Name Default Description
c_cell_weight_scale 1.0 Input scaling for input weights in generator. The combined recurrent and input weights of the encoder and controller cells are by default set to scale at ws/sqrt(#inputs) with ws=1.0. You can change this scaling with this parameter.
c_gen_dim 100 Generator network size/td>
c_gen_cell_input_weight_scale 1.0 Input scaling for input weights in generator, which will be divided by sqrt(#inputs)
c_gen_cell_rec_weight_scale 1.0 Input scaling for recurrent weights in generator.
c_factors_dim 50 Dimensionality of factors read out from generator network. This provides dimensionality reduction from generator dimensionality down to factors and then back out to the neural rates. Note that this property does affect the data and param hashes, unlikely the other c_ prefixed parameters, which only affect the param hash.

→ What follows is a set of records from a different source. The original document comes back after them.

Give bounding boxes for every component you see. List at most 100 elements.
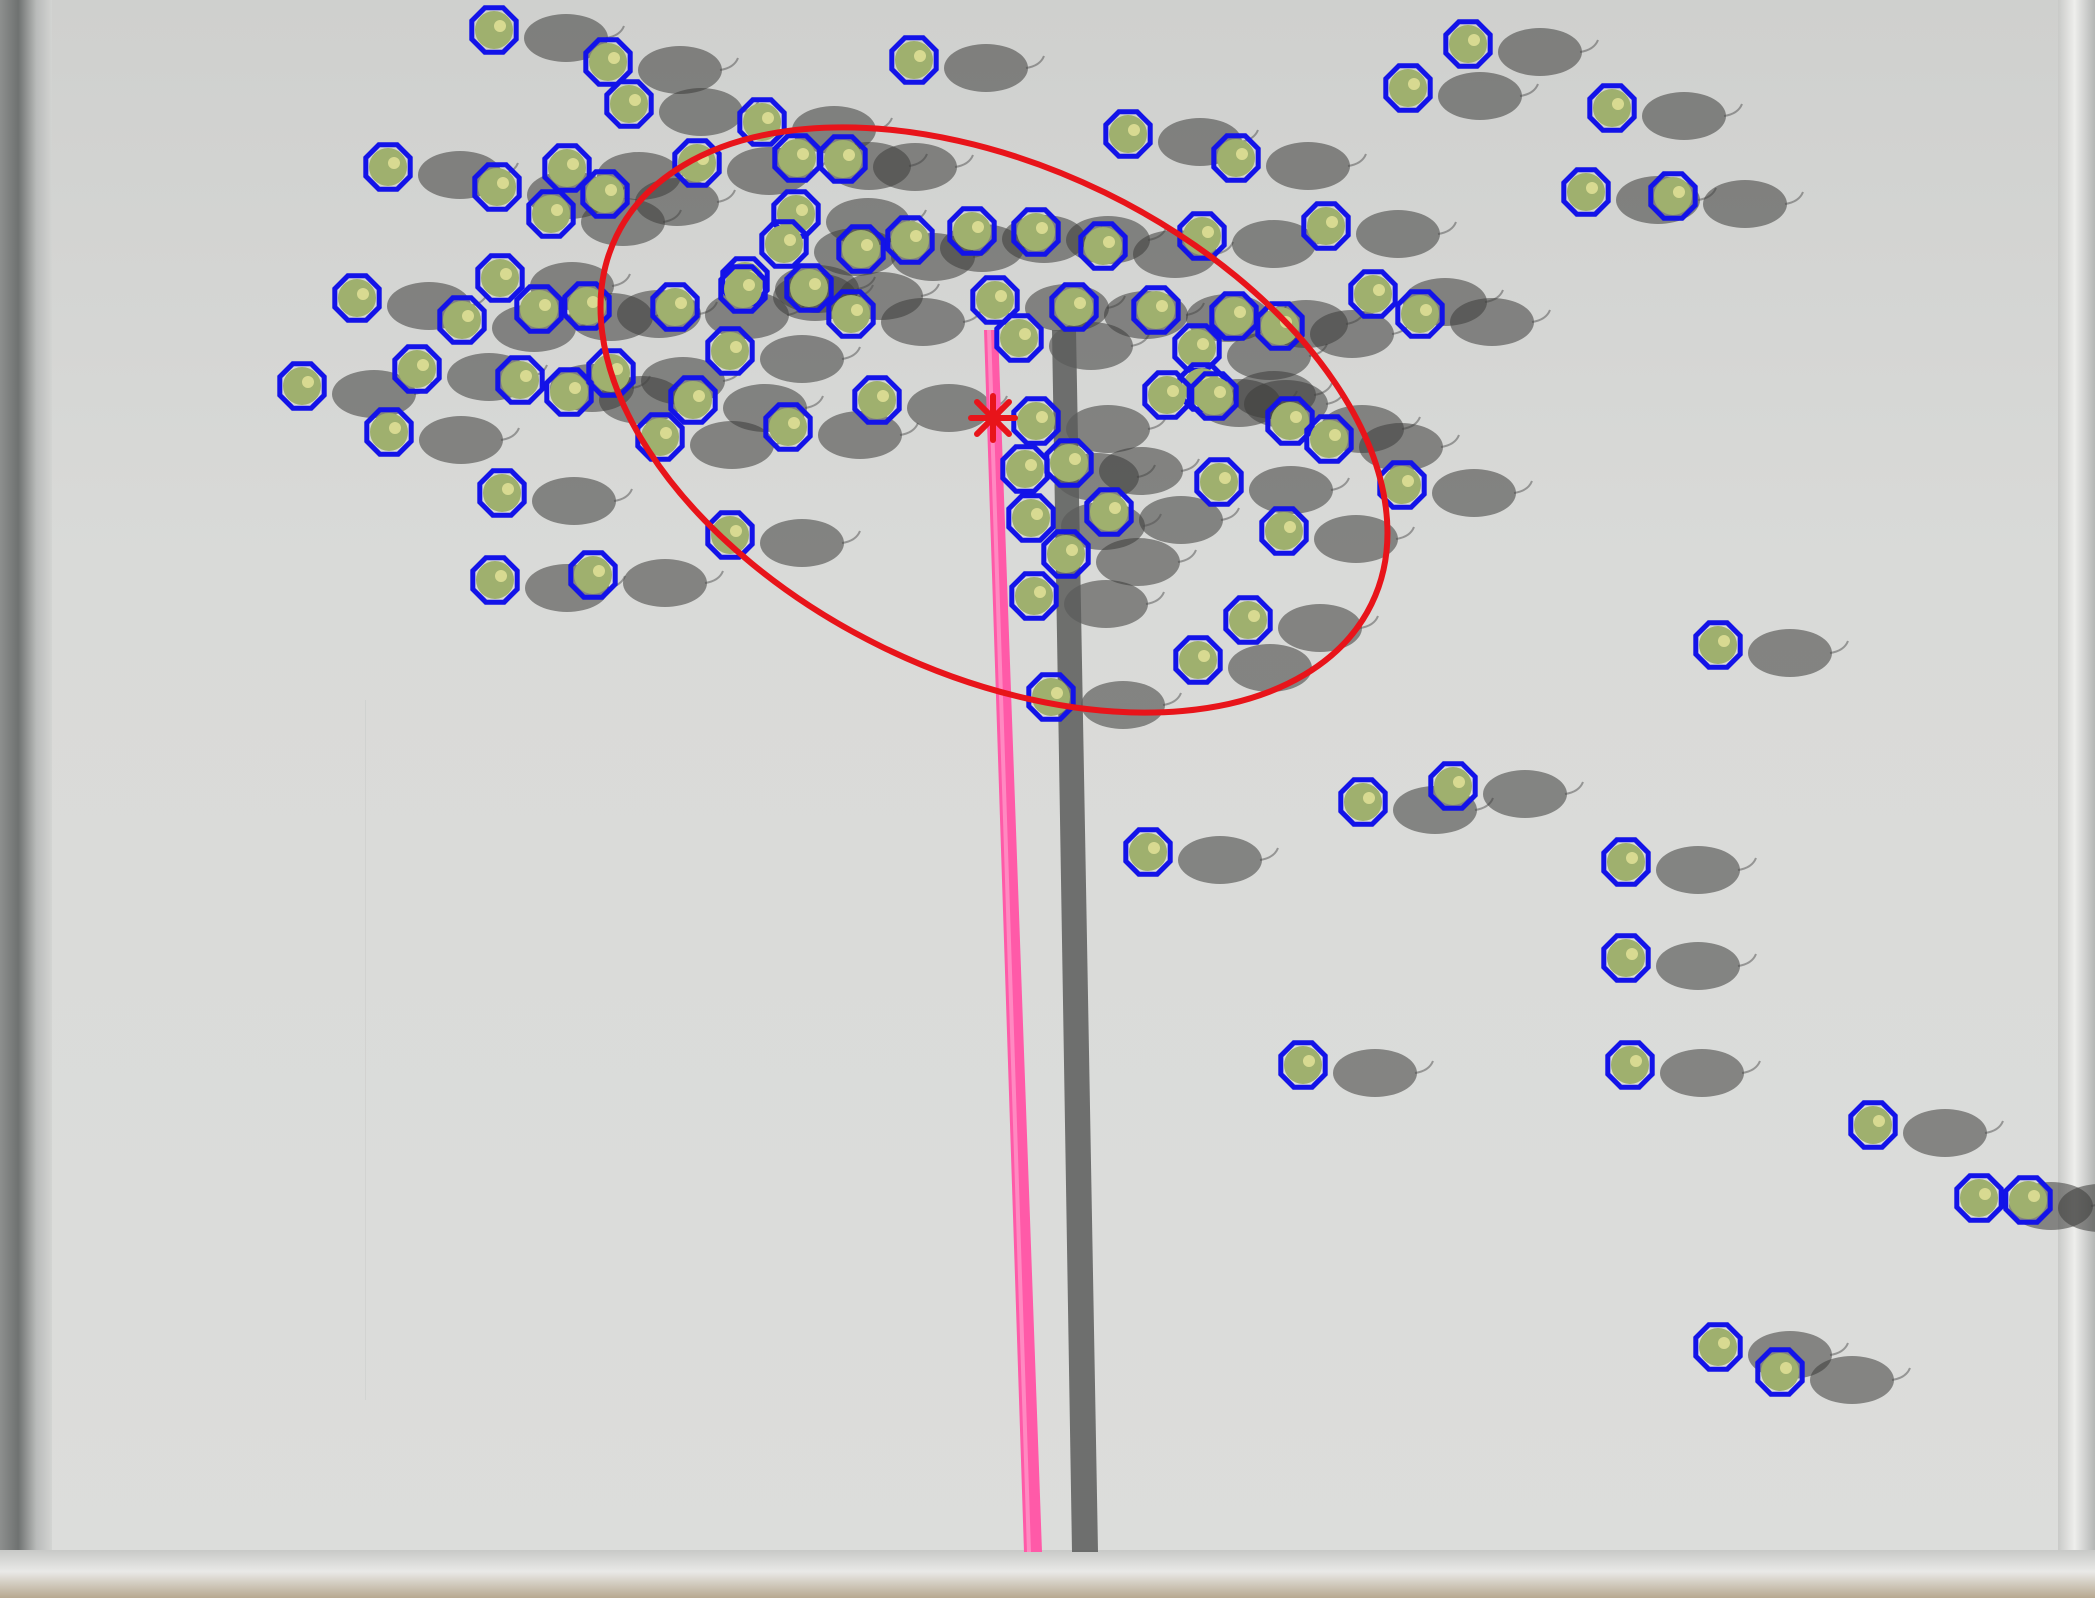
robot-marker-icon[interactable] — [475, 253, 525, 303]
robot-marker-icon[interactable] — [1044, 438, 1094, 488]
robot-marker-icon[interactable] — [1278, 1040, 1328, 1090]
robot-marker-icon[interactable] — [784, 263, 834, 313]
robot-marker-icon[interactable] — [1338, 777, 1388, 827]
robot-marker-icon[interactable] — [580, 169, 630, 219]
robot-marker-icon[interactable] — [514, 284, 564, 334]
robot-marker-icon[interactable] — [363, 142, 413, 192]
robot-marker-icon[interactable] — [1648, 171, 1698, 221]
robot-marker-icon[interactable] — [889, 35, 939, 85]
robot-marker-icon[interactable] — [1000, 444, 1050, 494]
centroid-icon — [968, 393, 1018, 443]
robot-marker-icon[interactable] — [332, 273, 382, 323]
robot-marker-icon[interactable] — [635, 412, 685, 462]
robot-marker-icon[interactable] — [1443, 19, 1493, 69]
robot-shadow — [1356, 210, 1457, 258]
robot-marker-icon[interactable] — [650, 282, 700, 332]
robot-marker-icon[interactable] — [1428, 761, 1478, 811]
robot-marker-icon[interactable] — [1693, 620, 1743, 670]
robot-marker-icon[interactable] — [542, 143, 592, 193]
robot-marker-icon[interactable] — [1255, 301, 1305, 351]
robot-marker-icon[interactable] — [718, 264, 768, 314]
robot-marker-icon[interactable] — [544, 367, 594, 417]
robot-marker-icon[interactable] — [1304, 414, 1354, 464]
robot-marker-icon[interactable] — [1123, 827, 1173, 877]
robot-marker-icon[interactable] — [1009, 571, 1059, 621]
robot-marker-icon[interactable] — [970, 275, 1020, 325]
robot-marker-icon[interactable] — [562, 281, 612, 331]
robot-marker-icon[interactable] — [1049, 282, 1099, 332]
robot-marker-icon[interactable] — [705, 326, 755, 376]
robot-marker-icon[interactable] — [1006, 493, 1056, 543]
robot-marker-icon[interactable] — [1348, 269, 1398, 319]
robot-marker-icon[interactable] — [1011, 207, 1061, 257]
robot-marker-icon[interactable] — [1259, 506, 1309, 556]
robot-swarm — [277, 5, 2053, 1397]
robot-marker-icon[interactable] — [1693, 1322, 1743, 1372]
robot-marker-icon[interactable] — [1561, 167, 1611, 217]
robot-marker-icon[interactable] — [1755, 1347, 1805, 1397]
robot-shadow — [1660, 1049, 1761, 1097]
robot-marker-icon[interactable] — [1041, 529, 1091, 579]
robot-marker-icon[interactable] — [1131, 285, 1181, 335]
robot-marker-icon[interactable] — [1209, 291, 1259, 341]
robot-marker-icon[interactable] — [818, 134, 868, 184]
robot-marker-icon[interactable] — [705, 510, 755, 560]
robot-marker-icon[interactable] — [1954, 1173, 2004, 1223]
robot-marker-icon[interactable] — [277, 361, 327, 411]
swarm-covariance-ellipse — [597, 124, 1391, 716]
robot-marker-icon[interactable] — [772, 133, 822, 183]
robot-shadow — [1656, 942, 1757, 990]
arena-left-wall — [0, 0, 52, 1598]
robot-marker-icon[interactable] — [1103, 109, 1153, 159]
robot-marker-icon[interactable] — [1142, 370, 1192, 420]
robot-shadow — [1139, 496, 1240, 544]
robot-marker-icon[interactable] — [1265, 396, 1315, 446]
robot-marker-icon[interactable] — [1211, 133, 1261, 183]
robot-shadow — [1099, 447, 1200, 495]
robot-marker-icon[interactable] — [1587, 83, 1637, 133]
robot-marker-icon[interactable] — [1848, 1100, 1898, 1150]
robot-marker-icon[interactable] — [672, 138, 722, 188]
robot-marker-icon[interactable] — [836, 224, 886, 274]
robot-marker-icon[interactable] — [994, 313, 1044, 363]
robot-shadow — [635, 178, 736, 226]
robot-marker-icon[interactable] — [885, 215, 935, 265]
robot-marker-icon[interactable] — [477, 468, 527, 518]
robot-marker-icon[interactable] — [668, 375, 718, 425]
robot-marker-icon[interactable] — [1601, 837, 1651, 887]
robot-marker-icon[interactable] — [583, 37, 633, 87]
robot-marker-icon[interactable] — [472, 162, 522, 212]
robot-marker-icon[interactable] — [1223, 595, 1273, 645]
robot-marker-icon[interactable] — [1194, 457, 1244, 507]
robot-marker-icon[interactable] — [2003, 1175, 2053, 1225]
robot-marker-icon[interactable] — [1189, 371, 1239, 421]
robot-marker-icon[interactable] — [1078, 221, 1128, 271]
robot-marker-icon[interactable] — [1173, 635, 1223, 685]
robot-shadow — [419, 416, 520, 464]
robot-marker-icon[interactable] — [1084, 487, 1134, 537]
robot-marker-icon[interactable] — [392, 344, 442, 394]
robot-marker-icon[interactable] — [526, 189, 576, 239]
robot-marker-icon[interactable] — [1395, 289, 1445, 339]
robot-marker-icon[interactable] — [947, 206, 997, 256]
robot-marker-icon[interactable] — [495, 355, 545, 405]
robot-marker-icon[interactable] — [763, 402, 813, 452]
robot-marker-icon[interactable] — [604, 79, 654, 129]
robot-marker-icon[interactable] — [1383, 63, 1433, 113]
robot-marker-icon[interactable] — [852, 375, 902, 425]
robot-marker-icon[interactable] — [469, 5, 519, 55]
robot-marker-icon[interactable] — [826, 289, 876, 339]
robot-marker-icon[interactable] — [1301, 201, 1351, 251]
robot-marker-icon[interactable] — [437, 295, 487, 345]
robot-shadow — [1314, 515, 1415, 563]
robot-marker-icon[interactable] — [1011, 396, 1061, 446]
robot-marker-icon[interactable] — [1605, 1040, 1655, 1090]
robot-marker-icon[interactable] — [568, 550, 618, 600]
robot-shadow — [1483, 770, 1584, 818]
robot-marker-icon[interactable] — [470, 555, 520, 605]
robot-marker-icon[interactable] — [1026, 672, 1076, 722]
robot-marker-icon[interactable] — [364, 407, 414, 457]
robot-marker-icon[interactable] — [759, 219, 809, 269]
robot-marker-icon[interactable] — [1601, 933, 1651, 983]
robot-shadow — [760, 335, 861, 383]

c_output_dist 'poisson' Type of output distribution for rates, either 'poisson' or 'gaussian'

Stitching multi-session models

Name Default Description
c_do_train_readin true For stitching models, make the readin matrices trainable (true) or fix them to equal the alignment matrices (false). The per-session readin matrices map from neurons to input factors which are fed into the shared encoder. These are initialized by the alignment matrices and can subsequently be fixed or made trainable.

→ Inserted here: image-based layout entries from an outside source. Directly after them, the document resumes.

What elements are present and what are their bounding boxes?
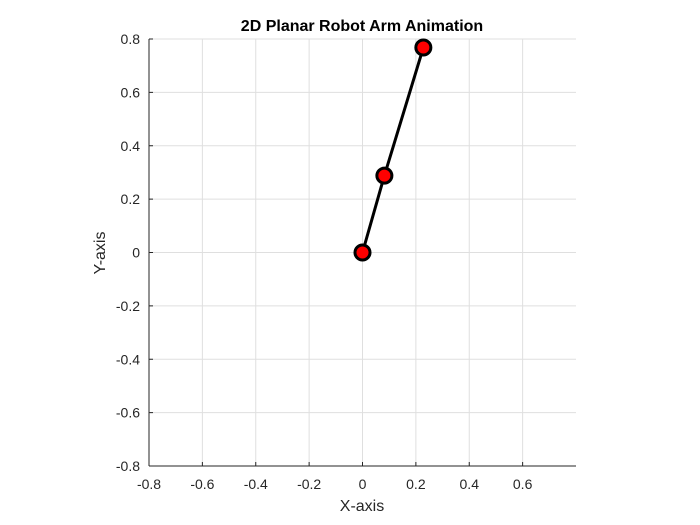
y-tick-label: -0.8 <box>116 458 140 474</box>
arm-joint-marker <box>375 166 394 185</box>
axes-box <box>148 39 576 467</box>
arm-joint-marker <box>353 243 372 262</box>
y-tick-label: 0.8 <box>121 31 141 47</box>
chart-title: 2D Planar Robot Arm Animation <box>241 18 483 35</box>
arm-link-line <box>361 47 425 253</box>
x-tick-label: 0.2 <box>406 476 426 492</box>
y-ticks: -0.8 -0.6 -0.4 -0.2 0 0.2 0.4 0.6 0.8 <box>116 31 153 474</box>
x-ticks: -0.8 -0.6 -0.4 -0.2 0 0.2 0.4 0.6 <box>137 462 533 492</box>
arm-joint-marker <box>414 38 433 57</box>
y-axis-label: Y-axis <box>92 232 109 275</box>
y-tick-label: 0.4 <box>121 138 141 154</box>
x-tick-label: 0.6 <box>513 476 533 492</box>
y-tick-label: -0.2 <box>116 298 140 314</box>
plot-area <box>353 38 433 262</box>
x-tick-label: 0.4 <box>460 476 480 492</box>
x-tick-label: -0.2 <box>297 476 321 492</box>
x-tick-label: -0.4 <box>244 476 268 492</box>
y-tick-label: 0.6 <box>121 84 141 100</box>
x-tick-label: -0.8 <box>137 476 161 492</box>
y-tick-label: -0.4 <box>116 351 140 367</box>
x-axis-label: X-axis <box>340 498 384 515</box>
y-tick-label: -0.6 <box>116 405 140 421</box>
y-tick-label: 0 <box>132 245 140 261</box>
y-tick-label: 0.2 <box>121 191 141 207</box>
x-tick-label: -0.6 <box>190 476 214 492</box>
x-tick-label: 0 <box>359 476 367 492</box>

useAlignmentMatrix false Whether to use an alignment matrix when stitching datasets together./td>
useSingleDatasetAlignmentMatrix false When only using a single dataset, it is also possible to use a readin matrix that reduces the dimensionality of the spikes before inputting these input factors to the encoder networks. If set true, this will set up this readin matrix and seed it with an alignment matrix computed using PCA.
alignmentApproach 'regressGlobalPCs' Algorithm to use when calculating the initial alignment (readin) matrices that map from each session-specific set of neurons to common input factors. Default 'regressGlobalPCs' computes the PCs of all neurons together, and then regresses those PCs on the neurons from each session separately. This mapping produces the best possible linear reconstruction of the global PCs from each session. 'ridgeRegressGlobalPCs' does the same but uses ridge regression (L2 regularization) for more robustness, using a lambda value optimized via cross-validation. This approach may yield better results if some neurons are quite variable or exhibit sparse firing. Additional modes can be implemented; see LFADS.Run/prepareAlignmentMatrices which you may override in your derived `Run` class.

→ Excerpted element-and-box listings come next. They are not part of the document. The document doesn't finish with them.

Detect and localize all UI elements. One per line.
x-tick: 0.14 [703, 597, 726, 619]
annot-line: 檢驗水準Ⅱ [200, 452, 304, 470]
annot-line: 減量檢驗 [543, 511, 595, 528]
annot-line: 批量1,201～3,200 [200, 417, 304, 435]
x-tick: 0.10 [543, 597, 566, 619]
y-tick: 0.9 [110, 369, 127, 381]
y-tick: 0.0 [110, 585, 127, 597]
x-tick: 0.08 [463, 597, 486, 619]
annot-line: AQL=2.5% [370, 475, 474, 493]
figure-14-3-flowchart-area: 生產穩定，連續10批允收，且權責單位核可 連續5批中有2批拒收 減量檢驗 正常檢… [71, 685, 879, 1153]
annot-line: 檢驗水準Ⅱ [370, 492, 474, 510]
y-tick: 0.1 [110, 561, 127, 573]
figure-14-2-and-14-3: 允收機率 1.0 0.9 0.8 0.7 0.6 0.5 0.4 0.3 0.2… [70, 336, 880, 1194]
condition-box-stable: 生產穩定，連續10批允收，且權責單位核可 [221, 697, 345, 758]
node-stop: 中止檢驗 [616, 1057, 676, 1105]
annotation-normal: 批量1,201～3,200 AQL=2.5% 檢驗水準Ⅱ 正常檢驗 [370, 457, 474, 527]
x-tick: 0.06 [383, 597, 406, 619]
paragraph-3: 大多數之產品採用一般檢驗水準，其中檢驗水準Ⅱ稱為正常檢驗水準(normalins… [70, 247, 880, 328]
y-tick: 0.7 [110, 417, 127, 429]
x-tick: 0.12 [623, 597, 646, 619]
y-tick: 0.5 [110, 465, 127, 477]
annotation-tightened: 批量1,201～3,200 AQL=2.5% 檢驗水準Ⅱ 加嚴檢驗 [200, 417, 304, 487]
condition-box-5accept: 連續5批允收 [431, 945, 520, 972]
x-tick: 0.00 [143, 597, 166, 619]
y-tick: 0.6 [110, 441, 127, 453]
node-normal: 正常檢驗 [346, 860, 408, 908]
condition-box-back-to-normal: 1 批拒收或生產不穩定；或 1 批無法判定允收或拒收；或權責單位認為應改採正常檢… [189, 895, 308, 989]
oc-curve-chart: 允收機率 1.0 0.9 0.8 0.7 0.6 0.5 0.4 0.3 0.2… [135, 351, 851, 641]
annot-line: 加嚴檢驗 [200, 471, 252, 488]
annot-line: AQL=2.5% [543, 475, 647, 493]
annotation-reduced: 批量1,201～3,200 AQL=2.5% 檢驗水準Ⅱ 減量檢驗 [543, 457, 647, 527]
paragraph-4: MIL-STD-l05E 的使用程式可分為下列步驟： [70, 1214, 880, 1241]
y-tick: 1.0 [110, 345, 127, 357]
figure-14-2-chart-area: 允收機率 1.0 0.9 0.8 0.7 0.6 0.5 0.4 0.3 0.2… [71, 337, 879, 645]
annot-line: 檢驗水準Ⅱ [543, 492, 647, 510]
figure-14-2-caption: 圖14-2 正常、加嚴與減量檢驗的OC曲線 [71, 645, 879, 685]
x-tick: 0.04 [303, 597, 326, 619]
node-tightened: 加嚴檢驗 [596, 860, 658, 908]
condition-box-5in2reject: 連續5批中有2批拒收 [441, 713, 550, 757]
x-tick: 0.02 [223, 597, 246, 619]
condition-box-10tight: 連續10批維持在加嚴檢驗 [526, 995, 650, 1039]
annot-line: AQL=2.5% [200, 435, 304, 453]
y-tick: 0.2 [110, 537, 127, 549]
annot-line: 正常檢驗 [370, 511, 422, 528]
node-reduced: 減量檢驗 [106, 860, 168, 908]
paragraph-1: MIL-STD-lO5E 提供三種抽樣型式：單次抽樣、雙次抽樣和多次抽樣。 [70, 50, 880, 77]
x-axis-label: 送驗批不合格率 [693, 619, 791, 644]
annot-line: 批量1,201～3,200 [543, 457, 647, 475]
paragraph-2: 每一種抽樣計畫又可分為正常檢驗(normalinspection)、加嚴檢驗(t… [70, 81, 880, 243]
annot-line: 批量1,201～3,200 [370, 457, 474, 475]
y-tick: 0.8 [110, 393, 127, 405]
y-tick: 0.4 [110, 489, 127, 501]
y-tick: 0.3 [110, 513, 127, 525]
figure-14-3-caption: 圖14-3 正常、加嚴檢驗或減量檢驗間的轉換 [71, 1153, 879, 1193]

alignmentExtraArgs {} Extra arguments to be passed by LFADS.Run/prepareAlignmentMatrices, either to LFADS.MultisessionAlignmentTool.computeAlignmentMatricesUsingTrialAveragedPCR in the default implementation, or as additional parameters to a custom alignment algorithm.

Posterior sampling

Name Default Description
posterior_mean_kind 'posterior_sample_and_average' Mechanism to obtain the posterior mean. Either 'posterior_sample_and_average' to take a specified number of samples from the posterior distribution, run them through the model, and average the results. Or 'posterior_push_mean' to use the posterior mean of the ICs and inputs and push those through the model directly. Since there are nonlinearities in the network, this need not be equivalent to the mean of the samples, but in practice it's usually pretty close, and is much faster to compute. Note that this parameter does not affect either the param or data hash.
num_samples_posterior 512 Number of samples of the posterior to use when using 'posterior_sample_and_average'. Note that this parameter does not affect either the param or data hash.